To identify the specific device that caused the failure:
4. You can also use the command vdq -iH to list the disk mappings on the host to find the failed disk. If the disk is listed as a UUID and not the disk identifier then vSAN has failed out the disk as seen below:
[root@esx01:~] vdq -iH
Mappings:
DiskMapping[0]:
SSD: naa.58ce########fec5
MD: naa.58ce########a7f9
MD: naa.58ce#######bbd1
MD: naa.58ce#######02a5
MD: naa.58ce########9d69
MD: naa.58ce########aaf5
MD: naa.58ce########a7e5
MD: ########-########-####-####-####-########226a
5. To identify the display name of the disk and if the failure is recent enough run the following command:
grep ########-########-####-####-####-########226a /var/log/vmkernel.log
you should see similar output as below:
2021-01-09T05:45:41.638Z cpu0:7053521)LSOM: LSOMLogDiskEvent:7509: Disk Event permanent error propagated for MD ########-########-####-####-####-########226a (naa.58cexxxxxxxxaad9:2)
If necessary, we can get the path information about the failed device to further assist with identification.
From the ESXi Shell, run this command:
# esxcfg-mpath -bd <naa identifier device>
For the example in the Resolution section, the command and example output is:
# esxcfg-mpath -bd naa.58ce########aad9
naa.58cexxxxxxxxaad9 : VMware Serial Attached SCSI Disk (naa.58cexxxxxxxxaad9)
vmhba1:C0:T1:L0 LUN:0 state:active sas Adapter: 5005########8c11 Target: 5000########02af
The device is target #1 on vmhba1.
We can also get the physical location of the device.
From the ESXi Shell, run these commands:
# esxcli storage core device physical get -d <naa identifier device>
# esxcli storage core device raid list -d <naa identifier device>
The command and example output is:
# esxcli storage core device physical get -d naa.58ce########aad9
Physical Location: enclosure 2, slot 5
Or
# esxcli storage core device raid list -d naa.58ce########aad9
Physical Location: enclosure 2, slot 5
Note: The above commands may not work with certain drivers as the vSAN disk serviceability plugin is not coded for all drivers.

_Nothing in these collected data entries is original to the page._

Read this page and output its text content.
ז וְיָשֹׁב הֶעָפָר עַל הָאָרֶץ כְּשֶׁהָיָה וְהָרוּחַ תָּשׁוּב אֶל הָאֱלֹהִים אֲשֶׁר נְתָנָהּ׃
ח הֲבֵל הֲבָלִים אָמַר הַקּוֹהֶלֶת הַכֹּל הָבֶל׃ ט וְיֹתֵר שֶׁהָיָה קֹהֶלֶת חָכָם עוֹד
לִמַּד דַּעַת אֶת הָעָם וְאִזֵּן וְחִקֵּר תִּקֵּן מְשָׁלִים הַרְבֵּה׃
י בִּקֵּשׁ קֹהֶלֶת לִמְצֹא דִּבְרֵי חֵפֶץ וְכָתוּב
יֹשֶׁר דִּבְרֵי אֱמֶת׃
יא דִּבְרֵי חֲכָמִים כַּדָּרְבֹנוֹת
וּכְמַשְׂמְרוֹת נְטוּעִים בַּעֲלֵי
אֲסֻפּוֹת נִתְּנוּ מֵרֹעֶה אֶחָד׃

The current supported list is below:
hpsa
nhpsa
iavmd
nvme_pcie
lsi_mr3
lsi_msgpt3
lsi_msgpt35
smartpqi
If your driver is not listed then work with your hardware vendor to open an engineering to engineering case so we can work together to update the plugin code to interface with those drivers.

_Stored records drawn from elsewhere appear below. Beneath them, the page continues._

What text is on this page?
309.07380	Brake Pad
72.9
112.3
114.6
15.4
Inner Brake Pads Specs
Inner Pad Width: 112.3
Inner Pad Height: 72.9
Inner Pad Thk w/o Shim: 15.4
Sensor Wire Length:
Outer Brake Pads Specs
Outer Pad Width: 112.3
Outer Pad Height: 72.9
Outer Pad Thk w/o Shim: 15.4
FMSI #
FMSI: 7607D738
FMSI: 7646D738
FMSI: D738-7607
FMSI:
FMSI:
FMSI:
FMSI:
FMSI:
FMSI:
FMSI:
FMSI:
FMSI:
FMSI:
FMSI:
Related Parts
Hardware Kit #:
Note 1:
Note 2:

You may see one of the below errors if your driver is not listed above when running these commands which reflects we can't interact with the device to either pull the required information or turn on/off the LED:
esxcli storage core device physical get -d naa.6589cfc########93491
Unable to get location for device naa.6589cfc########93491: No LSU plugin can manage this device.
esxcli storage core device raid list -d naa.5000########4c2f
Unable to get location for device naa.5000########4c2f: Can not manage device!